The open prison regime, known in Spain as the Tercer Grado (Level 3), has been obtained extraordinarily quickly by the men, and means that they will only return to prison to sleep during the week, from Sunday night to Thursday night, and will be free to leave prison during weekdays as well as having the whole weekend free. The leaders convicted in the Catalan independence referendum trial had all spent at least two years in jail, mostly on remand, and once granted, their privileges ended up being revoked by the Supreme Court.

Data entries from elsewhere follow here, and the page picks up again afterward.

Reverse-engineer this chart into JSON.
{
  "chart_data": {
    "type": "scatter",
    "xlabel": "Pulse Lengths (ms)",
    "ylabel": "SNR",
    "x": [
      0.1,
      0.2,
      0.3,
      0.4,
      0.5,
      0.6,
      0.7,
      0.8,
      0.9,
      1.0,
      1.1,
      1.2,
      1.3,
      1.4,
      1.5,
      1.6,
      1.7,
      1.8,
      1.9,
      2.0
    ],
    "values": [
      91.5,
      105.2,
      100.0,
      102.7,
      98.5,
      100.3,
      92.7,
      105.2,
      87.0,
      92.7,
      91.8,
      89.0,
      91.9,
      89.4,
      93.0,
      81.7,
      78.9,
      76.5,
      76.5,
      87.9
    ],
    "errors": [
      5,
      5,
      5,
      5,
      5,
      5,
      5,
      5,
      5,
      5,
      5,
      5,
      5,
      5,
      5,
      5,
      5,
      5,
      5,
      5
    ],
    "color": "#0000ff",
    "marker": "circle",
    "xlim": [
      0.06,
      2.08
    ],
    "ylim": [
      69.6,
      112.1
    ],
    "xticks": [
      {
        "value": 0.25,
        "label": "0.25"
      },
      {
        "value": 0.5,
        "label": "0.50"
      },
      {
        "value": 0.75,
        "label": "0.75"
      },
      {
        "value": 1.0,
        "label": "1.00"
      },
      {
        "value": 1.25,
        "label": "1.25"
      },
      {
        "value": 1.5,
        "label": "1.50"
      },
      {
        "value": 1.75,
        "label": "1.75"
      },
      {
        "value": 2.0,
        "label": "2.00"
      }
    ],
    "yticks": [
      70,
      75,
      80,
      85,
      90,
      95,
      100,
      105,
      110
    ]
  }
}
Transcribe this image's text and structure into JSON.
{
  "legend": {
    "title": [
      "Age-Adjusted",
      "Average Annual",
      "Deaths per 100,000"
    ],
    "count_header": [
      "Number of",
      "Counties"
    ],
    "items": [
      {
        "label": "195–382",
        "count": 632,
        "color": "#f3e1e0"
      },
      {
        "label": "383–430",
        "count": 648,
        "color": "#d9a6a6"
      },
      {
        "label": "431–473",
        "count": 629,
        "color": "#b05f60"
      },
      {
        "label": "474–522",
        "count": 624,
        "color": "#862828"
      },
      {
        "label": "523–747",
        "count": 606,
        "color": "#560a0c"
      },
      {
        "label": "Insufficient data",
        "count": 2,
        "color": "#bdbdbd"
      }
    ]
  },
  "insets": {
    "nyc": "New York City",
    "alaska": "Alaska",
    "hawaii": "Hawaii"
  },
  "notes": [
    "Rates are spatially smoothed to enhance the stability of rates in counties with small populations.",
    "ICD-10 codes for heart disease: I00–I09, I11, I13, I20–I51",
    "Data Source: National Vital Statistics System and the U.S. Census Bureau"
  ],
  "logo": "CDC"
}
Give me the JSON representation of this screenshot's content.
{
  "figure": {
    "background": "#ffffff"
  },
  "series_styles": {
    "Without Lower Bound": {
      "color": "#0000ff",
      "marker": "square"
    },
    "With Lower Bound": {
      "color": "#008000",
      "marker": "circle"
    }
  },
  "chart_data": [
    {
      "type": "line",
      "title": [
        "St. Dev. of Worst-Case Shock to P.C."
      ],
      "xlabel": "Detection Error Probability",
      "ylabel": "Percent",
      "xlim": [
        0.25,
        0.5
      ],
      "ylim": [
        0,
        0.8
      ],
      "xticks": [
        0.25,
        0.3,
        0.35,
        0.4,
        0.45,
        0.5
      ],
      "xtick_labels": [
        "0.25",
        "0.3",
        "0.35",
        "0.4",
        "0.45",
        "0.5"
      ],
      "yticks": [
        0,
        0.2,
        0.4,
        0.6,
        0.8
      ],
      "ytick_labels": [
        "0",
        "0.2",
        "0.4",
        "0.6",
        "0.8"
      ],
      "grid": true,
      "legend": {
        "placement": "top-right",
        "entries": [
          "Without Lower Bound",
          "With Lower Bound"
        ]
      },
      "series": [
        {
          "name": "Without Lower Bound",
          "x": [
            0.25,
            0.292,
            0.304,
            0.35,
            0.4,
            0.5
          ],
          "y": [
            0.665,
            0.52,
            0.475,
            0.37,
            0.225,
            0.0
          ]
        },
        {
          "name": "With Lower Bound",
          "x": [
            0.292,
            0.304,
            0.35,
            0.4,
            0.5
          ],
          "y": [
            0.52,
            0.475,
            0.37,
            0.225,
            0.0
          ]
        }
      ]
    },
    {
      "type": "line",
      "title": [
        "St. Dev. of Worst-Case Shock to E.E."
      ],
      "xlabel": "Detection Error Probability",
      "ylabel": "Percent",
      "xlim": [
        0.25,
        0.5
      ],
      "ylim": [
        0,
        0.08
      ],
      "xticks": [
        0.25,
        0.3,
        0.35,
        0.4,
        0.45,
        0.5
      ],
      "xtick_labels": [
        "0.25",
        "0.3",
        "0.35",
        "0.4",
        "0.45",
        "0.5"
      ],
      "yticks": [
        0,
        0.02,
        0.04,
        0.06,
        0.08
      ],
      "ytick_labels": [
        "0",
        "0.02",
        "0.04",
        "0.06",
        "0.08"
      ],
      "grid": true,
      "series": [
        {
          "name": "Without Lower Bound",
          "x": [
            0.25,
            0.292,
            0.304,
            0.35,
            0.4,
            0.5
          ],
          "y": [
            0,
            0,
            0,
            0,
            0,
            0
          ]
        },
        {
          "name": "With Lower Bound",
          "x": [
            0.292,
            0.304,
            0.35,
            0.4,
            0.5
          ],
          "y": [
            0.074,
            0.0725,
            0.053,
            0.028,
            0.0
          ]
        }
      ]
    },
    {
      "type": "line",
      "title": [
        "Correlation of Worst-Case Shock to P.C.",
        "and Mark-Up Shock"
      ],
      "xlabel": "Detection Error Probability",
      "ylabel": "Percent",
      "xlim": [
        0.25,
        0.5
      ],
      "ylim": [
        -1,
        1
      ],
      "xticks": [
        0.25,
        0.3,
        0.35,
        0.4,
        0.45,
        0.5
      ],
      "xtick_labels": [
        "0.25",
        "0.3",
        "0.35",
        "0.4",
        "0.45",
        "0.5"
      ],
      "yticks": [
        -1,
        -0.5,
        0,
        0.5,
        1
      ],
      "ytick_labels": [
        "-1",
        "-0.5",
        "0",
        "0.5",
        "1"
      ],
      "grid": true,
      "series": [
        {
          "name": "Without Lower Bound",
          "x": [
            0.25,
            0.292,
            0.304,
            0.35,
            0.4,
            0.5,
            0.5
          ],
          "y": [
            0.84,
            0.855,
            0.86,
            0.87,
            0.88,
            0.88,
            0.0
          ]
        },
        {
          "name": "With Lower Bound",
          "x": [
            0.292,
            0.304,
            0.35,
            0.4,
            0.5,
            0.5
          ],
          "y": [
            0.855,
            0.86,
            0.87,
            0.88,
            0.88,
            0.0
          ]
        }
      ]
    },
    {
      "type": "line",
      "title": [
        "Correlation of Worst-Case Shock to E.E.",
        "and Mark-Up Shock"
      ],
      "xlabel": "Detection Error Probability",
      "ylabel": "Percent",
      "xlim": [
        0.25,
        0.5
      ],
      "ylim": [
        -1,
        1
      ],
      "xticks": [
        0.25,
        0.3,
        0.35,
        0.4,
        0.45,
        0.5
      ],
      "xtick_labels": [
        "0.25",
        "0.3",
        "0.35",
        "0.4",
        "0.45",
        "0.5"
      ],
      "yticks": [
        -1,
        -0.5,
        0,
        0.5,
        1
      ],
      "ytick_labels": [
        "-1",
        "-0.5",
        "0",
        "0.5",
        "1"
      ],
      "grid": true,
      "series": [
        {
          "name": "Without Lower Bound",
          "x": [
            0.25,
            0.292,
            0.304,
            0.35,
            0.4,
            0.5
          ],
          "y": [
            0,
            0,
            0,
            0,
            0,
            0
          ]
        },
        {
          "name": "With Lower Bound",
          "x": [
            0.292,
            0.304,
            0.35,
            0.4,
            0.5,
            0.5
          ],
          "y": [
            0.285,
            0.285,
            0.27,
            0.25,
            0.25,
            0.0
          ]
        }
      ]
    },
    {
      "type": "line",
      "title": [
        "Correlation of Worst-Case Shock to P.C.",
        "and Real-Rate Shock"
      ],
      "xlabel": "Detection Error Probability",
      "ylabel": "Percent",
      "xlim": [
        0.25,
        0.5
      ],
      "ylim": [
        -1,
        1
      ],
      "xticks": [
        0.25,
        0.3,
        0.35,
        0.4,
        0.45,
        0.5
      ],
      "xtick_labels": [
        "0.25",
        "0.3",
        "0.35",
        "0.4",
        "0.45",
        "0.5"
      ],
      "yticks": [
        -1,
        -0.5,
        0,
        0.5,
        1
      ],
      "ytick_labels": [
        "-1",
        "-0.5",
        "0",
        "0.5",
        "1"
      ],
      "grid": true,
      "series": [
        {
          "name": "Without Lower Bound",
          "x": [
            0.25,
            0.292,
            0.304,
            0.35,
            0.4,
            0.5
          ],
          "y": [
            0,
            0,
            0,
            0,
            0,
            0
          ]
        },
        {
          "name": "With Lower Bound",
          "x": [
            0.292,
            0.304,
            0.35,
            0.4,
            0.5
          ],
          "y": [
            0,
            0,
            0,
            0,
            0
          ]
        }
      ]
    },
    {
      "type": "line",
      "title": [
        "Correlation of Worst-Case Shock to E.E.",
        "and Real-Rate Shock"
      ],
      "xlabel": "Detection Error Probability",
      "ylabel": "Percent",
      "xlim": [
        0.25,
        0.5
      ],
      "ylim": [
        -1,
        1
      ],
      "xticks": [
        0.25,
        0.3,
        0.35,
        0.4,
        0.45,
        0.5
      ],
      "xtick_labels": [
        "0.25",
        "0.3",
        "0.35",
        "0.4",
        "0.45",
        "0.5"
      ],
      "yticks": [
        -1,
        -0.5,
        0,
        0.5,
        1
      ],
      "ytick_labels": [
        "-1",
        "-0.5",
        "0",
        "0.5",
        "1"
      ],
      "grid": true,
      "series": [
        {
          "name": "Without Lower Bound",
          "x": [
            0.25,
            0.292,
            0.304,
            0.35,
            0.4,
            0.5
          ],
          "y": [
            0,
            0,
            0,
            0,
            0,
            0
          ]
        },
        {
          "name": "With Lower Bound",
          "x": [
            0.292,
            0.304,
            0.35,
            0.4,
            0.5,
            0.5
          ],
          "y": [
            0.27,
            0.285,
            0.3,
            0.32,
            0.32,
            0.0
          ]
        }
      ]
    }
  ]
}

The last of the Madrid attackers to obtain this Level 3 regime was Pedro Chaparro, leader of the neo-Nazi party Democracia Nacional, who had also managed to postpone his entry into prison, on the grounds that he was about to become a father. He finally entered jail on March 14th, and in less than a month he has already obtained the weeknights-only regime. Chaparro had another sentence, one year in prison, for threatening photojournalist Jordi Borràs on a Spanish National Day rally in 2015 in Barcelona. The same thing happened with Manuel Andrino, the national leader of La Falange, who entered on December 27th and within a month was already enjoying his new prison status.

Thus, only one of the eight convicts sent to prison has not obtained the more relaxed regime. This is Íñigo Pérez de Herrasti, a militant of the neo-Nazi Alianza Nacional, brother-in-law of the former PP minister Íñigo Méndez de Vigo and second cousin of both another ex-minister Pedro Morenés and Borja Prado, president of the major Spanish utility Endesa. Pérez de Herrasti had already been sentenced in 2000 to fourteen years in prison for planning an attack on relatives of ETA prisoners with weapons and explosives.

More than 8 years till they went to jail

The Blanquerna case went round and round in the courts, but there was finally a firm decision by the Supreme Court on July 23rd, 2020, already almost two years ago. It came after the Constitutional Court forced the Supreme Court to rewrite the sentence, removing the aggravating factor for ideological discrimination. This abolition meant a considerable reduction in the sentences for the fourteen convicts: they now range from two years and seven months to two years and nine months in prison for a simple crime of public disorder. The court that tried them in the second instance, the Supreme Court, also rejected their request for a pardon. It has been eight and a half years since the extremists stormed the Catalan government delegation, at the Blaquerna centre in Madrid, to sabotage the events on the Diada of September 11th, 2013.